The value of robotic surgery is clear.   ”Basically, it’s using technology to make a major surgery into a minimally invasive procedure, with the focus on quicker recovery,” Dr. Pierce said, adding that it involves less scarring. “Ninety percent of these surgeries can be done as outpatient.”   Earlier this year, a large study was published in the “Journal of International Gynecology & Obstetrics,” with thousands of patients with a variety of hysterectomies. “They found in surgeons who were experienced with robotics, meaning they had more than 60 cases under their belt, they found the robotic hysterectomy has less complications, less need for re-operation, less need for readmission, and less bleeding and infection,” Dr. Pierce said. “The main thing was the surgeons needed to be experienced.”   What makes a patient a good candidate for robotic surgery? “It depends on the surgeon’s level of experience,” Dr. Pierce said.   He also said that it’s important to note that there is a learning curve with robotics.

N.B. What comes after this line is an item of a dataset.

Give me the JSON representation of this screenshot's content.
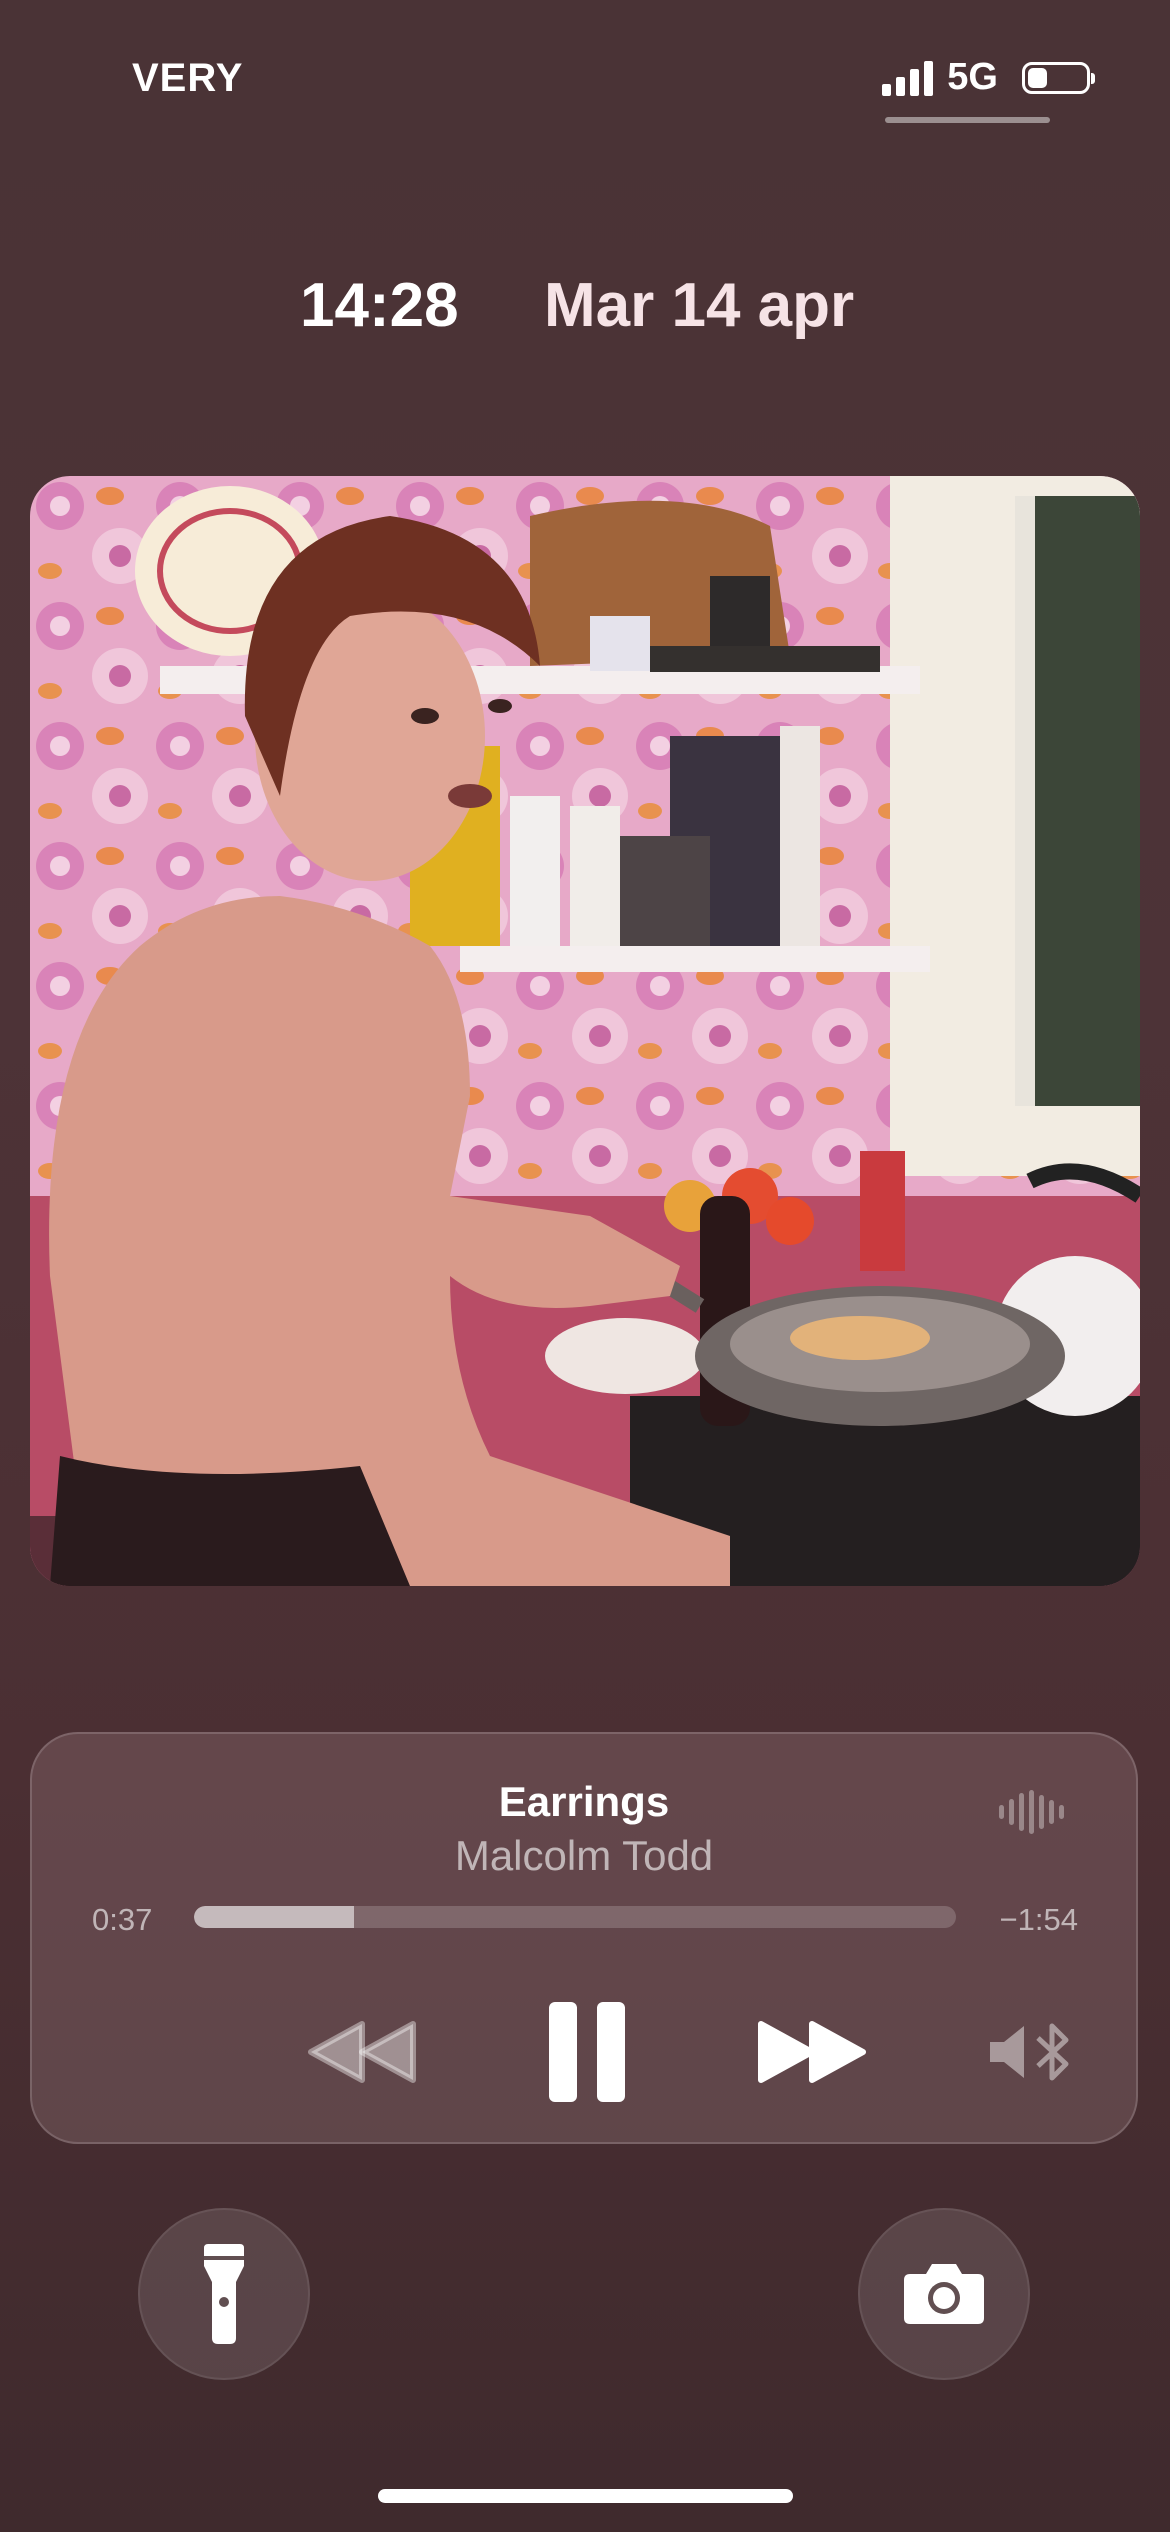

The importance of using an experienced robotic surgeon

   "It’s not perfect right out of the gate," he said. “With a beginning surgeon, you basically have to pick the easiest candidate, meaning somebody who is not overweight, somebody who has not had a lot of previous surgery, somebody whose uterus is small, a non-complex surgery. But the more experienced you get with the new technology, you’re able to expand the patient base to a more complex patient. So, all of a sudden these patients who used to be not candidates for robotics are now candidates with experienced robotics surgeons.”   How will this technology develop? “The future though lies with more women becoming candidates and more complex cases being done in a minimally invasive manner,” Dr. Pierce said.   What about the naysayers? “The detractors of robotics say it’s too expensive,” Dr. Pierce said, but he pointed out considerations as fewer hospital stays, and returning to a work a month earlier.   Dr. Pierce has done hundreds of robotic surgeries for the past eight years. He has also taught other physicians how to do it for many years now. When considering robotic surgery, experience matters, he said, “I want to emphasize that an experienced surgeon is crucial to improved outcomes."